The director has always had distinct visual flair (his use of digital photography in The Favourite, for example, was quite impressive). Still, his uber-stylised depictions of Paris, Lisbon and London in Poor Things feel more successful than anything he's achieved before, and stand spiritually in line with the cinematic visions of Burton and Del Toro. The psychedelic, gothic landscapes that form Bella’s global playground feel genuinely whimsical to traverse, rich with perversion and pomp, and the artistry that Lanthimos brings to these sets is - honestly - pretty impeccable.
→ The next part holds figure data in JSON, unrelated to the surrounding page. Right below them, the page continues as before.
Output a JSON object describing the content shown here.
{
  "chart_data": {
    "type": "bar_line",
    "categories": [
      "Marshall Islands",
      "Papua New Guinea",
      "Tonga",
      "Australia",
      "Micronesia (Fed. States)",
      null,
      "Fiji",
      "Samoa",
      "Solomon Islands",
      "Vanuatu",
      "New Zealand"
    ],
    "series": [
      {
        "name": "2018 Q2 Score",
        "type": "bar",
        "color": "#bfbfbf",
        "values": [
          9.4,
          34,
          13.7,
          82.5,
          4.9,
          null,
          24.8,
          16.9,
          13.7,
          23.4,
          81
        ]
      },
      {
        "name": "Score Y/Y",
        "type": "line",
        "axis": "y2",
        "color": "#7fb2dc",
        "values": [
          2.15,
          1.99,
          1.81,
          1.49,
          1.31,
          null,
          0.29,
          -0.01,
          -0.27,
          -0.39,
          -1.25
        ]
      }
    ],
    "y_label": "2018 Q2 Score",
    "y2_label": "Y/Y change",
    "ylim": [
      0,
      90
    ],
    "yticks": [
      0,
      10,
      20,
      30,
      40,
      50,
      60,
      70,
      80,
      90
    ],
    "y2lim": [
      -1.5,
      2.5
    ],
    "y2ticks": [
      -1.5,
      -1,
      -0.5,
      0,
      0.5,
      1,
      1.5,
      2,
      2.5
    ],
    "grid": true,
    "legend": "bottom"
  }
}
This masterclass in world-building is made all the more impactful given our protagonist's initial entrapment within ‘God’s House’ (referring not to the bearded man upstairs, but to Willem Defoe’s ‘Godfrey’, who here plays a Victor Frankenstein-like role). The prologue sees Bella housebound, and takes a cue from The Wizard of Oz in that it's shot exclusively in black and white. Bella's eventual exit is typified by a cinematic transition into technicolour; Lanthimos' big-wide-world offers the viewer (just as it offers Bella herself) with a stunning, boots-the-house-down colour explosion, eliciting awe, yes, but intimidation too. It's a filmic cliche, but Lanthimos makes it impressive and effective nonetheless.
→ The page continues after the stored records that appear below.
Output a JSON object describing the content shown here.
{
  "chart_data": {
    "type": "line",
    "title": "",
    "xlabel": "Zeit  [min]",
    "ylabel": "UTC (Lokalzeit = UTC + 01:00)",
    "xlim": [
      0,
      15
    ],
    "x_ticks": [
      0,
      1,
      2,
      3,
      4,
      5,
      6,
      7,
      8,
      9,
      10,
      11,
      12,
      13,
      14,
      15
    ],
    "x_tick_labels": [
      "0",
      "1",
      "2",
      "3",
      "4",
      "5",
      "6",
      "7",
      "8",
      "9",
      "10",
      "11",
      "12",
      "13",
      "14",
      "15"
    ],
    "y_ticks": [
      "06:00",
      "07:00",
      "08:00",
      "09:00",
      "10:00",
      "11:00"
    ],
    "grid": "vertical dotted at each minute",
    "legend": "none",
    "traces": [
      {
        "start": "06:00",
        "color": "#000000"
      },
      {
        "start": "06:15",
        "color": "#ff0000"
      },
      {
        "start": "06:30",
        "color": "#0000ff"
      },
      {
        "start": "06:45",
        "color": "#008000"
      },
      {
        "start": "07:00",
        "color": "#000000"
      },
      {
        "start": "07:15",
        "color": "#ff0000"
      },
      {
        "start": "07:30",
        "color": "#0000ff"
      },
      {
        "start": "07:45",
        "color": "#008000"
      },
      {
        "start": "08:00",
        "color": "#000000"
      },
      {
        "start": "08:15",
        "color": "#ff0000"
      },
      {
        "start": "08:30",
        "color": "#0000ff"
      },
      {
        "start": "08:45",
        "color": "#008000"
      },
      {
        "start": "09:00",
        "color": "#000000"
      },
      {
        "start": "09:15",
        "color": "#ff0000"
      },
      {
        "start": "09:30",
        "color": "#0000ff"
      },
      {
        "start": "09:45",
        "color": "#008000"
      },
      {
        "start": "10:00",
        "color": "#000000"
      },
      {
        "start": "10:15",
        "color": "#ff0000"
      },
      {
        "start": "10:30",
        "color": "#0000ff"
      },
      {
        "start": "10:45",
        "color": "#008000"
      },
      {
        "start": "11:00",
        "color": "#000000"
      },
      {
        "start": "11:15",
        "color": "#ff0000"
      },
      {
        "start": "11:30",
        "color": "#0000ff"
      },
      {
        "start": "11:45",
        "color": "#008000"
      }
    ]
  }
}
But 'Poor Things' offers more than just mise-en-scène; this provocative adaptation of Alasdair Gray's novel (of the same name) offers a refreshing new take on the Frankenstein tale, posing questions about feminine agency, sexuality and social mobility in a mode that Emma Stone feels particularly suited to. The actress brings an immense warmth to Bella, who begins the film as a non-verbal child and eventually evolves into a character that has the potential to become quite beloved in the horror canon. Stone's comedic chops are also on display in full-force; she has a real knack for re-energising platitudes that could bog down a lesser performer.
The wider cast are all pretty swell here, too. Defoe impresses in his supporting role, and Mark Ruffalo is also pleasing (despite a very questionable accent choice). I was lucky enough, too, to have a fan-favourite guest attend my screening of Poor Things; those who have also read my Saltburn review might remember the chortling Santa Claus impersonator I sat next to during the film. You'll all be relieved to know he's safe and well, for his "oh ho hos" were literally echoing throughout the cinema, occasionally prompting laughter from the rest of us in response to his overly-vocal satisfaction.
I need to wrap up this messy little review (which I'll admit has been more of a memoir than a film discussion), so I'll try and get back on topic. This isn't a film that everyone will enjoy, not least due to the blackness of its humour, but fans of Lanthimos and fans of The Favourite will certainly enjoy the ride. Though it drags a little in its second act and doesn't quite live up to his Coleman-led predecessor, I found Poor Things to be wholly enjoyable and even funnier than expected. Only once did I find it truly distasteful, in which an r-slur joke was made at the expense of those with learning difficulties, but the film's grand budget and vision indicates an exciting future for the director; should he continue down this route, we could be in line for some iconic visual masterpieces.